Outre ce montant, la décision finale mentionne également l’atteinte d’un objectif global de 1 300 milliards de dollars par an d’ici 2035 pour la finance climat en mobilisant “tous les acteurs” et “toutes sources confondues” publiques et privées ainsi que le triplement des allocations des fonds climat, afin de favoriser en particulier les pays les plus vulnérables. Le nouveau texte inclut la création d’une “Feuille de route de Bakou à Belém vers l’objectif 1 300 milliards”, avec un rapport publié à la COP30 de Belém qui résumera les travaux menés pour atteindre cet objectif. En outre, le mécanisme de suivi a été renforcé dans le texte avec un premier rapport sur l’atteinte des financements attendu en 2028, et une clause de revoyure de la décision de Bakou en 2030.

“L’accord de la COP29 adopté cette nuit à Bakou est décevant. Il n’est pas à la hauteur des enjeux. Le texte sur la finance a été adopté dans un climat de confusion et contesté par plusieurs pays”, réagit Agnès Pannier-Runacher, la ministre de la Transition écologique, qui avait finalement annulé son déplacement sur place après les attaques du président azerbaïdjanais contre la France. Mais c’est sans doute le maximum qui pouvait être obtenu dans le contexte actuel, où le multilatéralisme est très affaibli. “La COP29 restera comme un point de départ pour une nouvelle ère dans les financements climat”, a ainsi voulu rassurer le principal négociateur européen, Wopke Hoekstra, commissaire européen au climat.

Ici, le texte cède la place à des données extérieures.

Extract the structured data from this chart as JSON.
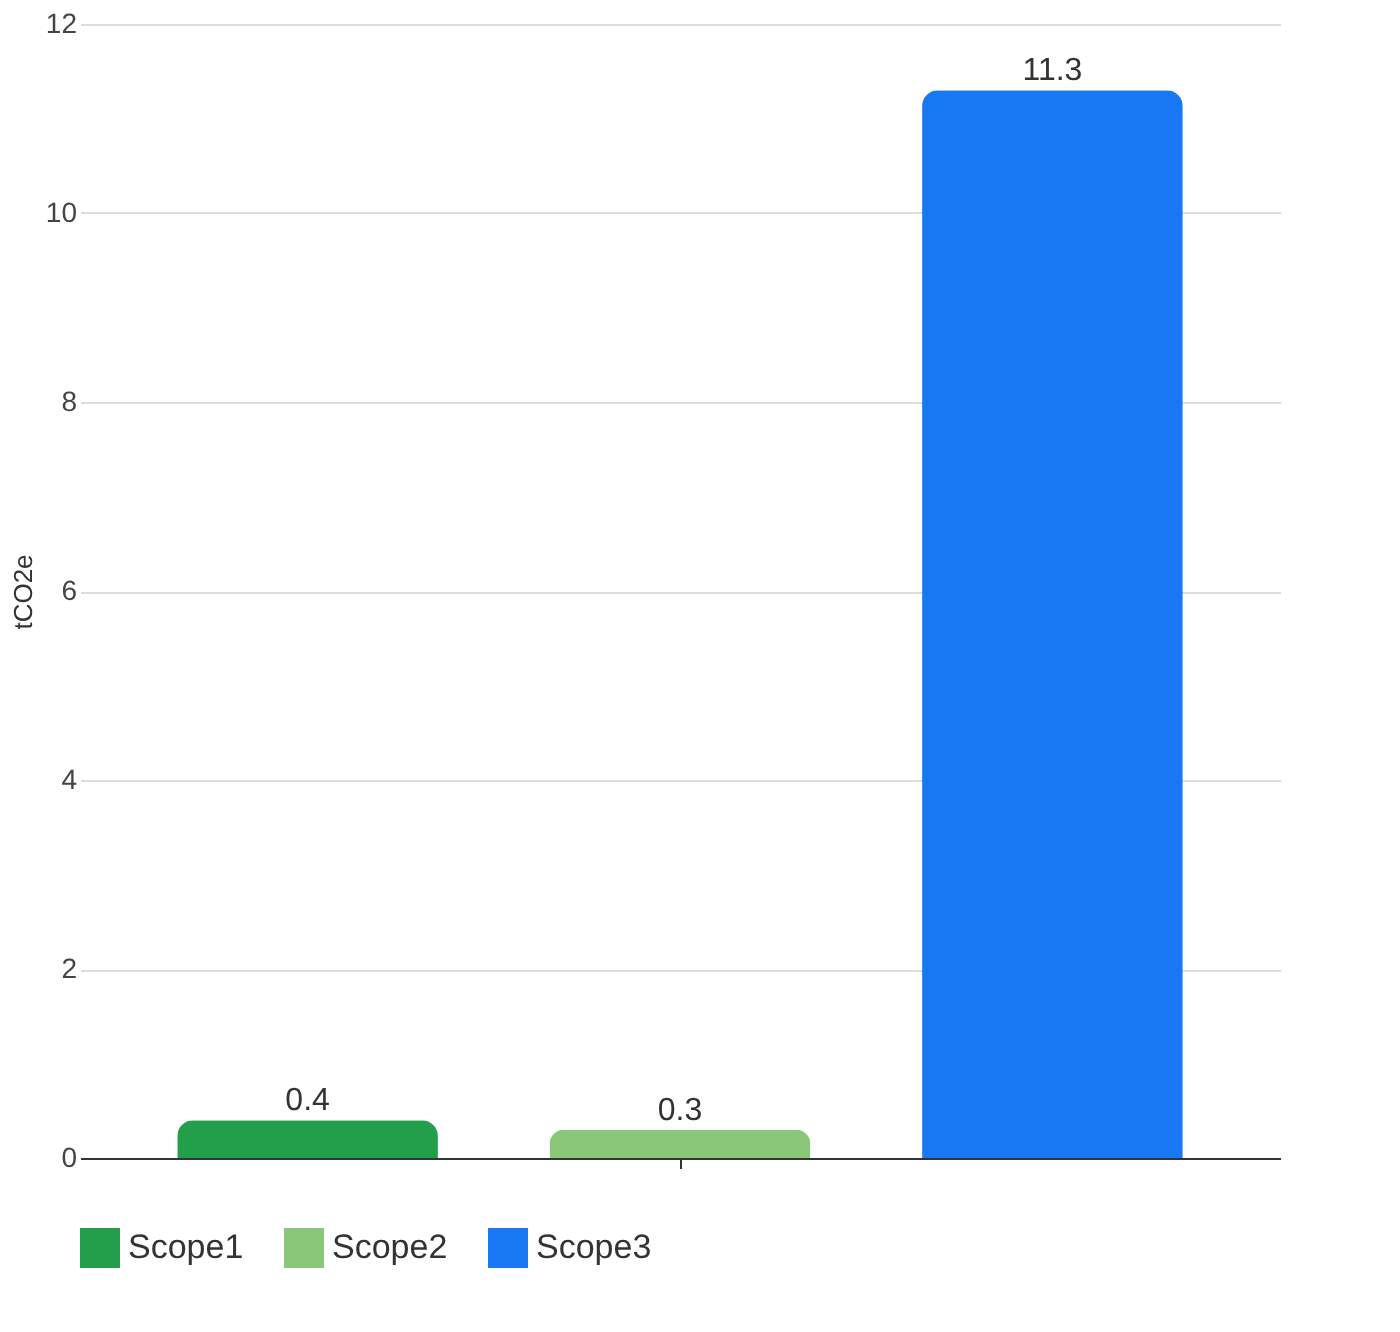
{
  "chart_data": {
    "type": "bar",
    "ylabel": "tCO2e",
    "categories": [
      null
    ],
    "series": [
      {
        "name": "Scope1",
        "color": "#239f4b",
        "values": [
          0.4
        ]
      },
      {
        "name": "Scope2",
        "color": "#88c777",
        "values": [
          0.3
        ]
      },
      {
        "name": "Scope3",
        "color": "#1877f2",
        "values": [
          11.3
        ]
      }
    ],
    "ylim": [
      0,
      12
    ],
    "yticks": [
      0,
      2,
      4,
      6,
      8,
      10,
      12
    ],
    "grid": "y",
    "legend": "bottom",
    "data_labels": true
  }
}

Quant à la base de pays donateurs, que les pays riches voulaient élargir à la Chine, la Corée du Sud ou aux Etats du Golfe, le texte se contente de les “encourager” à participer de façon volontaire. Sur l’atténuation et l’ambition climatique, le vocabulaire a été renforcé dans la version finale dans le texte sur la finance, mais aucune mention des énergies fossiles n’apparaît. Le texte sur l’atténuation, qui devait aussi être adopté à Bakou, ne l’a pas été, renvoyant le sujet à la COP30. Ce que certains interprètent comme une “revanche de la COP28 de Dubaï” qui avait acté une sortie progressive des énergies fossiles. Et finalement, ce sont bien les Etats pétroliers et la Chine qui semblent l’avoir emporté à Bakou.